A replica of the Orion spacecraft was released from an Air Force transport aircraft Friday to land at a desert site in southwestern Arizona. The test was conducted to see if the spacecraft could cope with a partial parachute failure during re-entry into Earth’s atmosphere.

This step is crucial to the mission’s success because when NASA’s Orion spacecraft hurtles toward Earth’s surface, 11 parachutes are all that will break its fall will reach speeds of 300 mph during entry to a relatively gentle 20 mph before splashdown in the Pacific Ocean, all in the span of 10 minutes.

The threads that hold the parachute to the craft need to be rugged to withstand the heat and friction. The scientists tested a scenario where only two of the three parachute systems deploy. Interestingly, it managed to land even with only two systems (each system had 3 smaller orange and white chutes) working.

“Through our testing, we’ve addressed some known failures that can happen in complex parachute systems to make the system more reliable,” said Koki Machin, chief engineer for the parachute system in a NASA release. “We built upon the strong foundation laid by Apollo engineers and figured out how to manage the stresses on the system during deployment more efficiently, decrease the mass of the parachutes by using high tech fabric materials rather than metal cables for the risers that attach the parachute to the spacecraft, and improve how we pack the parachute into Orion so they deploy more reliably.”

The Orion is much larger than the Apollo and the parachute system is more complex and stringent tests are required to make sure there are no snags during this very crucial step of the mission.
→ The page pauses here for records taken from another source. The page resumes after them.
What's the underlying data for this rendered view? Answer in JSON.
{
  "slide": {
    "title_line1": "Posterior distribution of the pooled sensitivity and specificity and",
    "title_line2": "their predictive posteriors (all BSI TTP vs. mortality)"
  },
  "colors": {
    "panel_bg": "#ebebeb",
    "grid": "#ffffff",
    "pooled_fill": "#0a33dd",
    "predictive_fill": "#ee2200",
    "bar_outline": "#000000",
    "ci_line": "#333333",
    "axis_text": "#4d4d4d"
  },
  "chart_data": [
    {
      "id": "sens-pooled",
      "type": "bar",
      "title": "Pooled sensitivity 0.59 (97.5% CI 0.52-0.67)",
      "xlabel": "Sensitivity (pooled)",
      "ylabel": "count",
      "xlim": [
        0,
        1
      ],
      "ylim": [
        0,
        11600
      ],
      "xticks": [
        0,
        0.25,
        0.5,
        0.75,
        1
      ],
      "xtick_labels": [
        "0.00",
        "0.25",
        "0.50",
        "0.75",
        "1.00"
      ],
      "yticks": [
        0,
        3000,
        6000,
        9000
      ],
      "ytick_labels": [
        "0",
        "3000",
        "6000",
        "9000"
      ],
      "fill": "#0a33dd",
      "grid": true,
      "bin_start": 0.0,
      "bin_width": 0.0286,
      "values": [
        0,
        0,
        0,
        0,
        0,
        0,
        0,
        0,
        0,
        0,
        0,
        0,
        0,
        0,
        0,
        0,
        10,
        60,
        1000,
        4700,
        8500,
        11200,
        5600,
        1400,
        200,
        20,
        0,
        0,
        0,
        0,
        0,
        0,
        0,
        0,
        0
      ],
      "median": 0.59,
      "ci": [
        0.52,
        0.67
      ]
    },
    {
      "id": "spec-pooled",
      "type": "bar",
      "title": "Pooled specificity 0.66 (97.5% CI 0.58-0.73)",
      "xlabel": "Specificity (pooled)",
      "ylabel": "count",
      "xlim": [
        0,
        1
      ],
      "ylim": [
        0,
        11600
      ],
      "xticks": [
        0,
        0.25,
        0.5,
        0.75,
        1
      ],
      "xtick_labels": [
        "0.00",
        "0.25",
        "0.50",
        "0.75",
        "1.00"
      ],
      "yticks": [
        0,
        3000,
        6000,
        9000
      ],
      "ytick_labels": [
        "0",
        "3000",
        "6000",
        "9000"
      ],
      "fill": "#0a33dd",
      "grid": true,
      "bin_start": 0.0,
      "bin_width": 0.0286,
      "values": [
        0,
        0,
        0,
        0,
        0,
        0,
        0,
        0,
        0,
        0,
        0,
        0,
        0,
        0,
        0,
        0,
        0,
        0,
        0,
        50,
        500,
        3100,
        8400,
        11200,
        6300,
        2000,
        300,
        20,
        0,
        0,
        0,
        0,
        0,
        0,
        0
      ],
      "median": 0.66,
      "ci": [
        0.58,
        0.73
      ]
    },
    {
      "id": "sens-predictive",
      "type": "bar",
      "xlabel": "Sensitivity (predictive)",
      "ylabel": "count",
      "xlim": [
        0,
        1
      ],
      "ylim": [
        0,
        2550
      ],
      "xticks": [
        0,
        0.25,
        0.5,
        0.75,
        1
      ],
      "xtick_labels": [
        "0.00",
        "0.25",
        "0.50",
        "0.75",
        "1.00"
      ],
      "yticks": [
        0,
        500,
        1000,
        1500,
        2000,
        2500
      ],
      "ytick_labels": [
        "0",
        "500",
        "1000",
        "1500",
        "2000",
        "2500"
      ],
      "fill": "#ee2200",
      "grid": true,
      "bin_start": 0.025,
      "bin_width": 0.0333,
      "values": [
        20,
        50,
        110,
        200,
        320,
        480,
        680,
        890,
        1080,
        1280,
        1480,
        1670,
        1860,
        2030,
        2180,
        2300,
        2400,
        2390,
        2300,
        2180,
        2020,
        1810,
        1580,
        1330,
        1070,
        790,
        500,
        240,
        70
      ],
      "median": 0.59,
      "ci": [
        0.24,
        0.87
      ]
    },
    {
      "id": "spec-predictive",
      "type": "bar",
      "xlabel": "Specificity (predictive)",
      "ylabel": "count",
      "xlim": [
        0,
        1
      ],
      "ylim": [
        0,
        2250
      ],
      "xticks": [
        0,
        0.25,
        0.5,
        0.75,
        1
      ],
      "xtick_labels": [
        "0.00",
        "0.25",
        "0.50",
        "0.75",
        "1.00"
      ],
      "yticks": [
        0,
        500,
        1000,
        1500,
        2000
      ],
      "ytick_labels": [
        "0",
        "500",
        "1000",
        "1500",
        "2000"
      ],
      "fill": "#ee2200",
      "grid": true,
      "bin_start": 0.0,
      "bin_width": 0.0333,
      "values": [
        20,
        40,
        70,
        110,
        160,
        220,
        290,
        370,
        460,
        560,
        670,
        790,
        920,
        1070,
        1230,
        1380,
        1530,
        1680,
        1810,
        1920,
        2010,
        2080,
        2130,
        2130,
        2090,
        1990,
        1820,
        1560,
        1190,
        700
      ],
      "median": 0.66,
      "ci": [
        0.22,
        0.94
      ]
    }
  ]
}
The parachute system of Orion consists of 11 parachutes in total, three out of which are forward bay cover parachutes, to be deployed first. From the three, two are drogue parachutes, which will be deployed at an altitude of 25,000 feet, and rest is a pilot parachute which is intended for deployment at approximately 9,500 feet.

About 10 miles of Kevlar lines attach the spacecraft to the outer rim of nearly 12,000 square feet of parachute canopy material, which cannot get tangled during deployment. The chutes are fired from cannons and must be timed to perfection to slow the craft down to 20mph.

“Orion’s parachute system is an extremely lightweight, delicate collection of pieces that absolutely must act together simultaneously or it will fail,” said Machin. “It alone, among all the equipment on the crew module, must assemble itself in mid-air at a variety of possible velocities and orientations.”

The team hopes to use the vast Apollo data and computer models when possible to test the landing gear. According to the team, drop tests will continue into 2018 with the latest one being the fifth test. The engineering team hopes to cut down from the 100s of test for Apollo’s gear to 20-25 tests for the Orion mission, which will hopefully propel humans past the moon onto Mars.